In Iowa, Goertz listed a number of ways that she said women are benefiting from Trump’s presidency, including low unemployment, job creation and safety—and she said his immigration policy was a winner there.

“When I lay my head down at night, I want to know that my children are safe, that a terrorist is not going to come into our country,” she said.

Part of Goertz’s message on Wednesday night was to empower women to tell their friends and neighbors why they’re supporting the president, and she said that some people are afraid to speak out for fear of being criticized.

“The reason why a lot of women are afraid to support this great man is because of the backlash,” Goertz told reporters. “I know that I’ve had a lot of backlash, but I’m telling you, I can handle it. And so I wanted  them to realize that if you back down, then they win.”

“By no means do I feel like we’re going to lose it if women don’t start speaking up, but it can just be that much bigger of a landslide if they start speaking up,” she added.

Cathy Ballard, a retired special education teacher from the Guthrie Center, said she’s supporting Mr. Trump in 2020 because of the economy.

“I think the president is doing more for our country than the previous ones,” Ballard said. “I like it that we’re putting people back to work.

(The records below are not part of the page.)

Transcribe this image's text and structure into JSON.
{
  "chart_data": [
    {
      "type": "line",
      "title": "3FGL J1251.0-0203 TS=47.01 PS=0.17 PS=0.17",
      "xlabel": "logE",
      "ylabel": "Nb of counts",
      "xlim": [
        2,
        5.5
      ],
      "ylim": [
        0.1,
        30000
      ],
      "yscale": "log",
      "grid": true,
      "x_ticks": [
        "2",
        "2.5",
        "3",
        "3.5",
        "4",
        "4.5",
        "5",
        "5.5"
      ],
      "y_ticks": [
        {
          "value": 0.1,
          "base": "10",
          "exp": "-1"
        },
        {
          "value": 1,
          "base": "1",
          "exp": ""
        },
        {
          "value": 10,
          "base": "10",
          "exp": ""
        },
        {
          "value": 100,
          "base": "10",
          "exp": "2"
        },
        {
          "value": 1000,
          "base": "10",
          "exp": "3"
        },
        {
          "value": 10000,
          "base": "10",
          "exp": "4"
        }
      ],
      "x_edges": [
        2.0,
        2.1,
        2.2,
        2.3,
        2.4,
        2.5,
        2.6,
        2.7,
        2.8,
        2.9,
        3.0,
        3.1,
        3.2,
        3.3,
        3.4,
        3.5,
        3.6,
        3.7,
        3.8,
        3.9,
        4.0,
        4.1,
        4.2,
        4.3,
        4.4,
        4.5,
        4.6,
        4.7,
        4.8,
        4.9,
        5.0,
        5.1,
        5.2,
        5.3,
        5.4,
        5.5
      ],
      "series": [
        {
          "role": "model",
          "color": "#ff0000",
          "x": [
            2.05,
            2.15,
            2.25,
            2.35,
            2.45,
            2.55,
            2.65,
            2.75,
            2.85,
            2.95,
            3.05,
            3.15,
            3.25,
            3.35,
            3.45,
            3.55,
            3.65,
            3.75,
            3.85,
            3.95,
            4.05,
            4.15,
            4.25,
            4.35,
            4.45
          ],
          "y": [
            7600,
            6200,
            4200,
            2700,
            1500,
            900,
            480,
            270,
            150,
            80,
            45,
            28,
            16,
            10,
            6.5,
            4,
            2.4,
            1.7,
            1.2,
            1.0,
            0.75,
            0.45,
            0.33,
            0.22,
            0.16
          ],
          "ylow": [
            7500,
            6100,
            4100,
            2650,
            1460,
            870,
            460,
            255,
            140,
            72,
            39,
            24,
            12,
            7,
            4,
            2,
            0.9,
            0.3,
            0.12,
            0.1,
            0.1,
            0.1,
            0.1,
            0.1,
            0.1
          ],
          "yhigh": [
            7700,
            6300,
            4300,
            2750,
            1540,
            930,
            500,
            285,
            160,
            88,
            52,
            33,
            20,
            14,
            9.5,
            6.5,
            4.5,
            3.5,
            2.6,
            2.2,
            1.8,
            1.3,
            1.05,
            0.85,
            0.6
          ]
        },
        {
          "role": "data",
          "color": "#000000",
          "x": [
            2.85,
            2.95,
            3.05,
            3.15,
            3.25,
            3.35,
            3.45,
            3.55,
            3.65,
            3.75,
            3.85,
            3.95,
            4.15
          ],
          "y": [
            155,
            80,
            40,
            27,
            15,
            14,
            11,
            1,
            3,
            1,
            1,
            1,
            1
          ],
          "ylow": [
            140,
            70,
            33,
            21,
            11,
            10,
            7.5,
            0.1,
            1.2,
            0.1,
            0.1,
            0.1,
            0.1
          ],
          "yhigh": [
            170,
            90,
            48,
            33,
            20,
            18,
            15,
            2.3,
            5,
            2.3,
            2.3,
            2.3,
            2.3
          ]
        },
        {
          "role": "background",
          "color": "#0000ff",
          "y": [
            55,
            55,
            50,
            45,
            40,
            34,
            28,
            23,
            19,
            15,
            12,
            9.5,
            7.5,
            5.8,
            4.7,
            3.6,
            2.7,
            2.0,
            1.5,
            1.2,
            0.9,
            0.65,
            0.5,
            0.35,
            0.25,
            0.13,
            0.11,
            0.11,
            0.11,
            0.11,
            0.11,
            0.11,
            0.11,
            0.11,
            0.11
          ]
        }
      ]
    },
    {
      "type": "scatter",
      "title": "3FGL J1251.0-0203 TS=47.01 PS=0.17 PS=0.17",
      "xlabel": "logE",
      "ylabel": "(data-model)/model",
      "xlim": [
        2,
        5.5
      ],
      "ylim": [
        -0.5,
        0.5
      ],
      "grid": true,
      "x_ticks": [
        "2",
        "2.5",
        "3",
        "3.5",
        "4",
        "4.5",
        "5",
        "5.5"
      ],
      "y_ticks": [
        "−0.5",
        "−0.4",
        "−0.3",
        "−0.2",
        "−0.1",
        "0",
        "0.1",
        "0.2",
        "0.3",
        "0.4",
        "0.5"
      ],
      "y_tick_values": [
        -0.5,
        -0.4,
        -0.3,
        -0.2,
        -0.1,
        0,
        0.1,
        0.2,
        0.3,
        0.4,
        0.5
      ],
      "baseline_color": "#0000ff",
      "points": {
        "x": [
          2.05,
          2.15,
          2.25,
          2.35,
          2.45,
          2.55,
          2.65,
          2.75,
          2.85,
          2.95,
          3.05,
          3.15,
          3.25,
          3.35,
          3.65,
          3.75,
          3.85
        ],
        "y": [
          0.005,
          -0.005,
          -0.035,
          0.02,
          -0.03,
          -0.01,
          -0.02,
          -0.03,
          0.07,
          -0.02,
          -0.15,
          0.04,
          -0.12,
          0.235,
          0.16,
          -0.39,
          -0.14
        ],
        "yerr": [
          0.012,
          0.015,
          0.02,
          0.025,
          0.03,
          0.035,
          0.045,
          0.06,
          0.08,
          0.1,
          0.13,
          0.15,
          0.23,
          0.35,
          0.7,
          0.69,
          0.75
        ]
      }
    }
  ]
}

I think that’s awesome.”

Similar events in 13 battleground states

The Iowa event was one of more than a dozen in battleground states nationwide as part of a push to make the president’s case on the economy and train volunteers.

Trump himself called into a gathering of hundreds in Tampa, Florida, and insisted, to cheers: “We’re doing great with women, despite the fake news.”

At an event in Troy, Michigan, a Detroit suburb, Michigan Republican Party Chairwoman Laura Cox told the audience of 100 women to focus on what Trump had accomplished during his first term.

“I get it. I say, ‘Listen, you never wonder what he thinks about people,’” she said. “Some people may not like what he says. But he delivers and has a very good track record of deliverables. And that’s what’s important. I try to get people focused on that, not the personality.”

Similar events were scheduled in 13 battleground states, including North Carolina, Pennsylvania, Georgia, and Ohio. The events, led by surrogates including White House counselor Kellyanne Conway and former Fox News host Kimberly Guilfoyle.

Among the women in attendance in Troy was Cara McAlister, a sales representative from the nearby suburb of Bloomfield Township. She said Trump’s 2016 candidacy inspired her to get more involved politically.

She has friends who were afraid to reveal their support for Trump because they fear backlash. So she invites them to meetings like Thursday’s gathering.

“They really enjoy being in an atmosphere where they feel free to express their support for the president,” said McAlister, who was wearing a white “Make America Great Again” cap and blue Trump-Pence shirt and who described herself as “middle age.” ″They tend to want to go to another event.”

Some Republican women here, like Des Moines resident Pat Inglis, have become more fervent Trump supporters over his first term.

“He’s helped this country more than anybody else in the last 20 years,” the 70-year-old retiree said. She added that Democratic attacks against the president, and the leftward tilt of the Democratic Party, have made her all the more enthusiastic toward Trump.